Elbet yukarıda yapılan saptamaları yapmak pek zor değil. Sadece DYP için bir küçük ayrıntı vermek gerekiyor. İki bölgede birinci sıra adaylıkları şimdiden kapalı olan DYP acaba barajı geçebilecek mi?
“Düz ovada siyaset” söylemi ile Amerika tarafından AKP’ye koalisyon ortağı yapılmak istendiği iddiaları bugünlerde DYP için söylenen beylik cümlelerden birisi. Bu söylemin tutmaması ve parti tabanında rahatsızlık duyulması sonucuna varanlarda bulunuyor. Örneğin, “Tansu Çiller’in avukatı” olarak ünlenmeye çalışan şimdilerde de “Gazeteci” kimliğini avukatlığa yeğleyen Tarcan Ülük’ün durumu bunların içerisinde. Ülük Mehmet Ağar’a verip veriştirerek MHP’ye gitti. MHP rozetini Ülük’e takanlara da dikkatli olması önerisinde bulunmadan edemeyeceğim.
Milliyetcilik anlayışının “dönemsel” olmadığını herhalde Ahmet Kenan Tanrıkulu da, İl Başkanı Müsavat Dervişoğlu da kabul ederler.

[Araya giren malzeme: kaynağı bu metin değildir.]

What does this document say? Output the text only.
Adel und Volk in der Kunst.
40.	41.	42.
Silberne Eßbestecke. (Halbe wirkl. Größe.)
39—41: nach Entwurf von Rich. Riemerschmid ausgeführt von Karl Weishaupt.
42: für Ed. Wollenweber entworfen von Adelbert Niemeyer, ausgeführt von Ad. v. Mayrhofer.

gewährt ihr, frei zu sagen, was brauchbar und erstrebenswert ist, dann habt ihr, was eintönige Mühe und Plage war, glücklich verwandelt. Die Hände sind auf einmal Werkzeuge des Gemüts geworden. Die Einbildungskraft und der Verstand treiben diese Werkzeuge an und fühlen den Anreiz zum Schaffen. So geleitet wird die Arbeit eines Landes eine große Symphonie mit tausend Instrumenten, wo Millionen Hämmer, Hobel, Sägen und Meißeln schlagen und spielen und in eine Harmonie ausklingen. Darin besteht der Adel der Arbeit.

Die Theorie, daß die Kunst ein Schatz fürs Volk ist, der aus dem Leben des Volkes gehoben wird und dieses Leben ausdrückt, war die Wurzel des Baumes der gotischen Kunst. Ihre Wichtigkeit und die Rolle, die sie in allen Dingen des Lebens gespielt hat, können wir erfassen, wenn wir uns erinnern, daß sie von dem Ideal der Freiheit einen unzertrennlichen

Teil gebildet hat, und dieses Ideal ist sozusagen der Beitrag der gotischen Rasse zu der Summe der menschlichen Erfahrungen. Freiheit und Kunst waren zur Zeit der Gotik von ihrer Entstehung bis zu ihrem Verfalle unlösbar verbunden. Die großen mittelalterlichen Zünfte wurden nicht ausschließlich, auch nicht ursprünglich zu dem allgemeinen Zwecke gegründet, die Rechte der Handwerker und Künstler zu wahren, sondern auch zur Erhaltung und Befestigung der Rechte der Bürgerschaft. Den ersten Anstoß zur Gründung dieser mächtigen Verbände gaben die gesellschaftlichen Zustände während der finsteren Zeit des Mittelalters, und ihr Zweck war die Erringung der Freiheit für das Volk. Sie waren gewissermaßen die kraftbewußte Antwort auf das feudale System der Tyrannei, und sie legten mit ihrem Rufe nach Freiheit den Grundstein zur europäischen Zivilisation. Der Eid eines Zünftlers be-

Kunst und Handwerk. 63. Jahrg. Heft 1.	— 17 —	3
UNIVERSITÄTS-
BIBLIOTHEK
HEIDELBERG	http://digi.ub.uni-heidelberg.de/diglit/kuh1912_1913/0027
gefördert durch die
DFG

Her ne kadar Ülük’ü alırken, bunun klasik bir transfer olmadığı da iddia edilse bile, bun buna katılmıyorum.
Listelerde kim olacak?
İşin genel çerçevesini bir tarafa bırakalım. Şimdi herkes TBMM’ye girme ihtimali olduğunu düşündüğü partilerde liste kavgası verecek. Bu döneme girilirken, İzmir, 4-5 yılda bir tekrarladığı “İthal aday istemiyoruz. Yabancılar gelmesin” gibi Ankara’da çok da ciddiye alınmayan lafları ortaya atmaya başladı bile.
Bir yandan kent derneklerini besleyip büyüteceksin, diğer yanda o kent doğumluları İzmir’den aday yapmayacaksın.
Vallahi garip bir çelişki.
Onun için bunlara kimse itibar etmeyecektir. Bunu bilin. Parti genel merkezleri istediği ismi vekil seçtirecektir. Örneğin MHP’de Ahmet Kenan Tanrıkulu ithal mi yerli mi?
Yerli sayabilecek olan var mı içinizde. Koyduğunuz kriterlere göre Eski Bakan Tanrıkulu İzmir’e görevi gereği gelip gidiyor. İstendiğinde istenilen uzunlukta bu kentte kalıyor. Ama yine de bu kriterleri koyanlara göre yerli aday değil.
Kendisi Ege çocuğu ama İzmir’de büyümemiş. Şimdi ne yapacaksınız bu durumda.
Benzer tartışmalar CHP içerisinde de yapılıyor. Abdürrezzak Erten ile Enver Öktem İzmir’den seçildi. Peki bu isimleri istemeyenler niçin istemiyor.
Ben biliyorum neden istemediklerini.
Birincisi kendilerine yer kalmayacak.
İkincisi bu iki ismin de İzmir’de CHP örgütü içinde kendilerini bir şekilde kabullendirmelerini çekemiyorlar.
Peki CHP’de ilk kez mi böyle bir durum yaşanıyor. Elbetteki hayır. Birgen Keleşler, Türkan Akyollar, İnal Batular vesaire, vesaire.
O kadar çok ki bu isimler. Hepsi de bulundukları dönemlerde kendilerini partililerine kabul ettirdiler.
Benim adayım
Tüm bu tartışmalardan sonra bir süredir milletvekillerini beğenmeyen ve son operasyonla “Kim Milletvekili olmak ister” borsasını İTO Meslek Komiteleri nezdinde açan İTO Başkanı Ekrem Demirtaş, “Hem yerli, hem başarılı ve hem de yeni bir yüz olarak” benim adayım.
Bu isim olmazsa “B” planım da var. Ancak, bu isim İTO Meclis Başkanı Necip Kalkan değil. Çünkü, DYP’li Necip Kalkan’ın seçilebilecek bir sıraya konuşması neredeyse mucize. DYP’de seçilebilecek sıralar şimdiden doldu.
Benim başka isim önerilerim olur. Hele bir süreci görelim.